Vnomics

This project represents the final capstone project for the Data Science bachelors program at the University of Rochester that we made for the startup Vnomics. Check out the final presentation PDF file named Capstone Final Presentation or Vnomics 1 Final Report for motivations and intuitive visuals for understanding this project.

Steps to run the files:

to reproduce the model performance: run all the code in Comprehensive_Model_Testing.ipynb
We wrote the code in databricks. If databricks is not available to you, please ignore the second cell. Replace "tsf_comp = pd.read_csv("/dbfs/FileStore/shared_uploads/mtaruno@u.rochester.edu/X_tsf_window_20_comprehensive_label.csv")" with "tsf_comp = pd.read_csv("/YourDirectory..../X_tsf_window_20_comprehensive_label.csv")"
please ignore cells relevant to hyperopt, if MLOps is not in your library (usually they will be the first five cells in each autoencoder section) For example, the run_dense(n) function requires hyperopt to run. These functions are for hyperparameter tuning. We have already saved the output from MLflow. Please feel free to just run the training.
The data files involved are “vehicle_list.csv” and “X_tsf_window_20_comprehensive_label.csv”.

Additional information:

For Feature Engineering:

We did feature engineering in order to choose the best features to be fed to the autoencoder. Therefore, we first found a list of relevant features to choose through feature selection process(random forest, SMOTE, PCA, TSFresh). Then, we chose these features from TSFresh and obtained the training data. The file "X_tsf_window_20_comprehensive_label.csv" is the example final output.

The exact procedures to select the features and obtain the results are very sophisticated and takes a very long time to run. If you are interested in how we select the features and generate the data, please feel free to take a look into "Random_Forest_Dan_updated.ipynb", "matt_feature_selection.ipynb", "PCA_Daniel", and "matt_TSFresh.ipynb".

Note on Environment

Note that most of these notebooks were managed and containerized on a Databricks cluster and some commands may be specific to that environment such as display() and the use of ML Ops stack. Also, MLflow is used to hypertune the models using the interface and registry.

Setting up the environment will involve the packages in the requirements.txt. Additionally, get Tensorflow 2.4.1, HyperOpt version 0.2.5.db1, and MLFlow version 1.15.0.

Our Recommendation

For ease of access, since it is hard to reproduce our work for some parts without a Spark cluster, we recommend that you take a look at our HTML output for grading purposes in combination with some of our submitted notebook files (which serves more as a peripheral support for the main code we have made in the HTML outputs). Our main code we made sure to make into an HTML for your readability!
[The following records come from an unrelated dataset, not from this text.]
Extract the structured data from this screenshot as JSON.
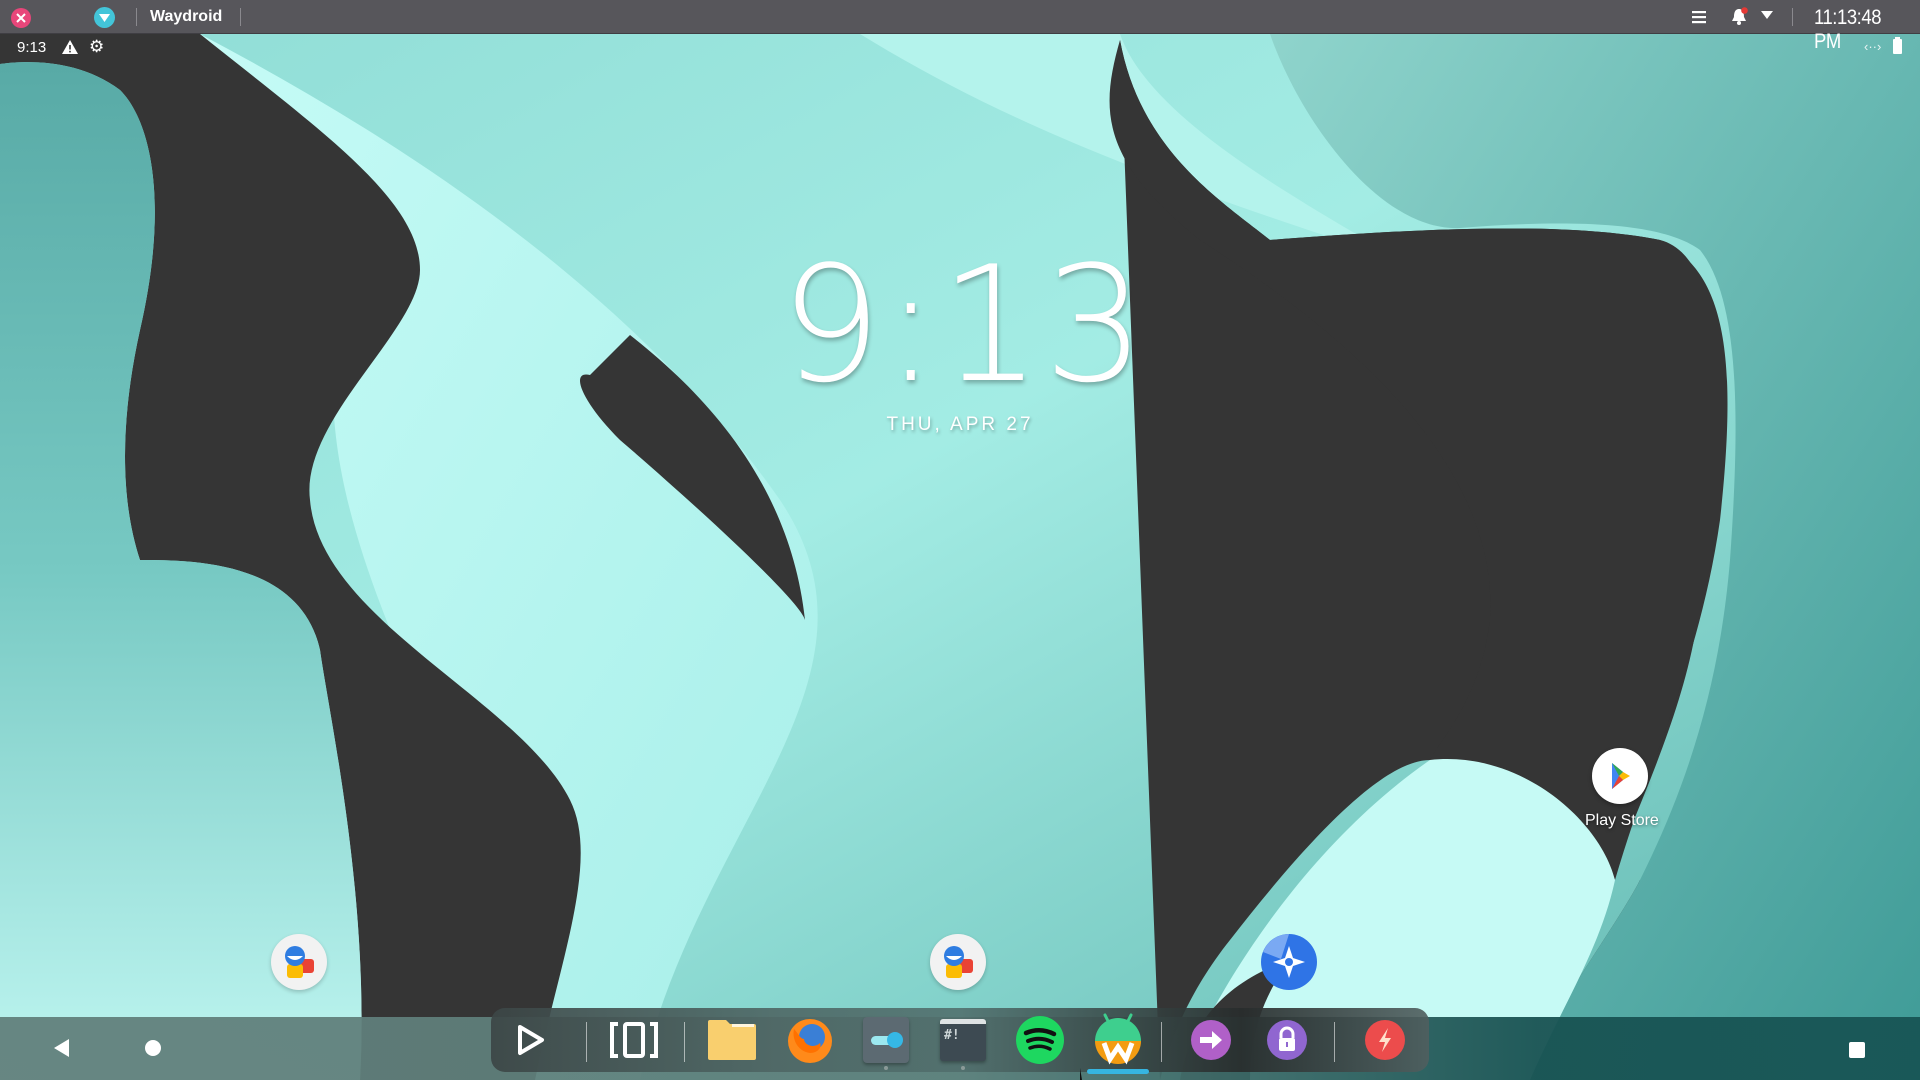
{
  "host_panel": {
    "close_icon": "close-icon",
    "app_icon": "waydroid-icon",
    "title": "Waydroid",
    "menu_icon": "hamburger-menu-icon",
    "notification_icon": "bell-icon",
    "notification_badge_color": "#e53935",
    "dropdown_icon": "caret-down-icon",
    "clock": "11:13:48 PM"
  },
  "status_bar": {
    "time": "9:13",
    "icons": [
      "warning-icon",
      "gear-icon"
    ],
    "right_icons": [
      "data-transfer-icon",
      "battery-icon"
    ]
  },
  "clock_widget": {
    "time": "9:13",
    "date": "THU, APR 27"
  },
  "desktop": {
    "icons": [
      {
        "name": "play-store",
        "label": "Play Store"
      },
      {
        "name": "contacts-app-left",
        "label": ""
      },
      {
        "name": "contacts-app-center",
        "label": ""
      },
      {
        "name": "maps-compass-app",
        "label": ""
      }
    ]
  },
  "dock": {
    "items": [
      {
        "name": "launcher",
        "icon": "play-outline-icon"
      },
      {
        "name": "workspaces",
        "icon": "bracket-zero-icon"
      },
      {
        "name": "files",
        "icon": "folder-icon"
      },
      {
        "name": "firefox",
        "icon": "firefox-icon"
      },
      {
        "name": "settings-toggle",
        "icon": "toggle-icon",
        "running": true
      },
      {
        "name": "terminal",
        "icon": "terminal-icon",
        "running": true,
        "glyph": "#!"
      },
      {
        "name": "spotify",
        "icon": "spotify-icon"
      },
      {
        "name": "waydroid",
        "icon": "waydroid-android-icon",
        "active": true
      },
      {
        "name": "logout",
        "icon": "arrow-right-icon"
      },
      {
        "name": "lock",
        "icon": "lock-icon"
      },
      {
        "name": "power",
        "icon": "lightning-icon"
      }
    ],
    "colors": {
      "active_indicator": "#36b5e0",
      "spotify": "#1ed760",
      "logout": "#b060c8",
      "lock": "#9066d0",
      "power": "#ec4c4c",
      "folder": "#fad27a",
      "firefox": "#ff8a1a"
    }
  },
  "nav_bar": {
    "back_icon": "back-triangle-icon",
    "home_icon": "home-circle-icon",
    "recents_icon": "recents-square-icon"
  }
}
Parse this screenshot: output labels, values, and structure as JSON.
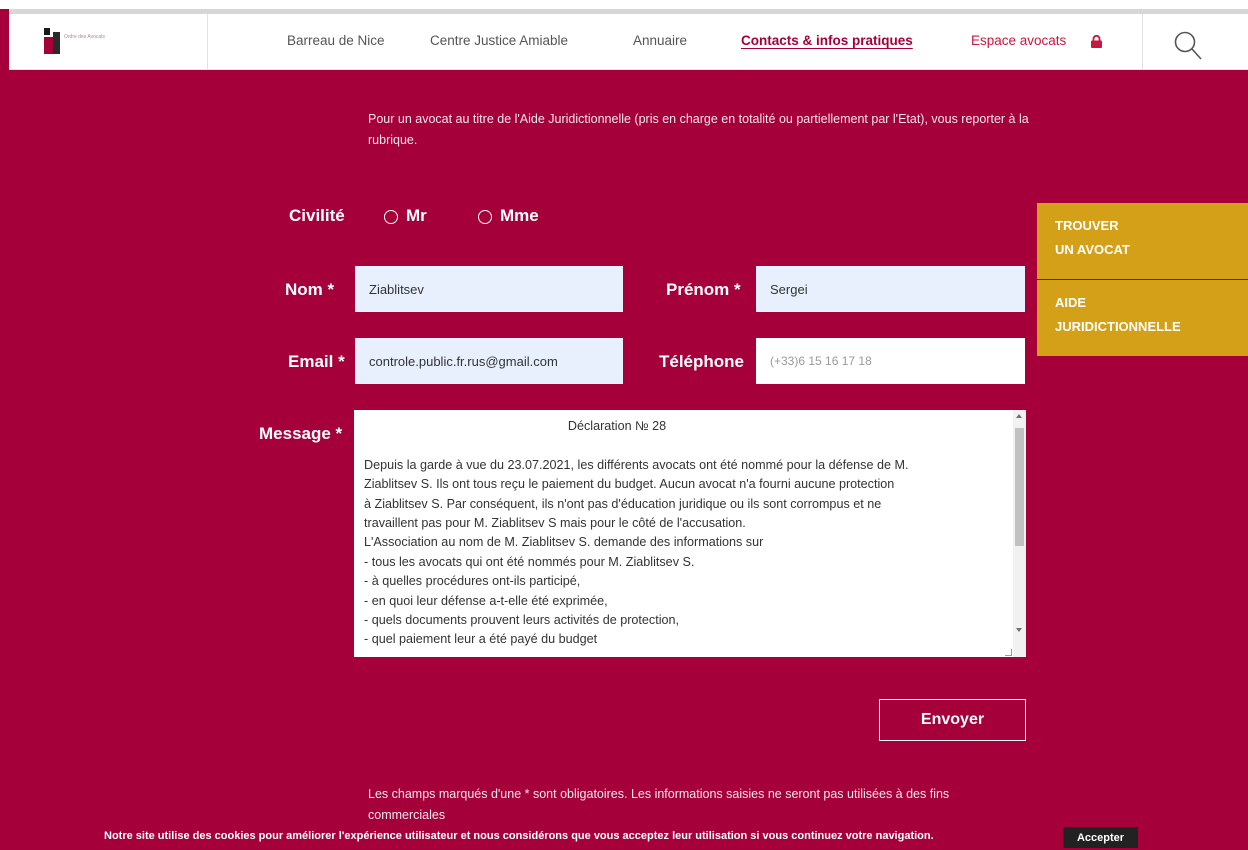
{
  "header": {
    "logo_text": "Ordre des Avocats",
    "nav": [
      {
        "label": "Barreau de Nice"
      },
      {
        "label": "Centre Justice Amiable"
      },
      {
        "label": "Annuaire"
      },
      {
        "label": "Contacts & infos pratiques"
      },
      {
        "label": "Espace avocats"
      }
    ],
    "icons": [
      "lock-icon",
      "search-icon"
    ]
  },
  "intro": "Pour un avocat au titre de l'Aide Juridictionnelle (pris en charge en totalité ou partiellement par l'Etat), vous reporter à la rubrique.",
  "form": {
    "civilite": {
      "label": "Civilité",
      "options": [
        "Mr",
        "Mme"
      ]
    },
    "nom": {
      "label": "Nom *",
      "value": "Ziablitsev"
    },
    "prenom": {
      "label": "Prénom *",
      "value": "Sergei"
    },
    "email": {
      "label": "Email *",
      "value": "controle.public.fr.rus@gmail.com"
    },
    "telephone": {
      "label": "Téléphone",
      "placeholder": "(+33)6 15 16 17 18"
    },
    "message": {
      "label": "Message *",
      "title": "Déclaration № 28",
      "lines": [
        "Depuis la garde à vue du 23.07.2021, les différents avocats ont été nommé pour la défense de M.",
        "Ziablitsev S.  Ils ont tous reçu le paiement du budget. Aucun avocat n'a fourni aucune protection",
        "à Ziablitsev S. Par conséquent, ils n'ont pas d'éducation juridique ou ils sont corrompus et ne",
        "travaillent pas pour M. Ziablitsev S   mais pour le côté de l'accusation.",
        "L'Association au nom de  M. Ziablitsev S.  demande des informations sur",
        "- tous les avocats qui ont été nommés pour M. Ziablitsev S.",
        "- à quelles procédures ont-ils participé,",
        "- en quoi leur défense a-t-elle été exprimée,",
        "- quels documents prouvent leurs activités de protection,",
        "- quel paiement leur a été payé du budget"
      ]
    },
    "submit_label": "Envoyer",
    "footnote": "Les champs marqués d'une * sont obligatoires. Les informations saisies ne seront pas utilisées à des fins commerciales"
  },
  "side_tabs": [
    {
      "line1": "TROUVER",
      "line2": "UN AVOCAT"
    },
    {
      "line1": "AIDE",
      "line2": "JURIDICTIONNELLE"
    }
  ],
  "cookie": {
    "text": "Notre site utilise des cookies pour améliorer l'expérience utilisateur et nous considérons que vous acceptez leur utilisation si vous continuez votre navigation.",
    "accept_label": "Accepter"
  },
  "colors": {
    "brand": "#a5003a",
    "gold": "#d4a017",
    "field_filled": "#e8f0fe"
  }
}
Note also that some notebooks you may have noticed access functions from utilities.py, line.py, and tsf_pipeline.py. These are modules we made to keep the code manageable. I have included HTML output to those too so you can see what functions were involved there, do check those out!

Notebook Descriptions:

The most important notebooks are in the HTML files.

Beyond that:

Below are all the files relevant to feature engineering: matt_feature_selection.ipynb matt_TSFresh.ipynb Random_Forest_Dan_updated.ipynb Feature_Engineering.ipynb PCA_Daniel.ipynb matt_label_attachment.ipynb

All relevant files for Autoencoder and hyperparameter tuning Complete_Autoencoder_Pipeline.ipynb Autoencoder_newest.ipynb Comprehensive_Model_Testing.ipynb Synthetic_50_model.ipynb Hypertune_MLOps.ipynb

For EDA: We added a subdirectory in notebooks/EDA where you can find the notebooks we utilized for EDA.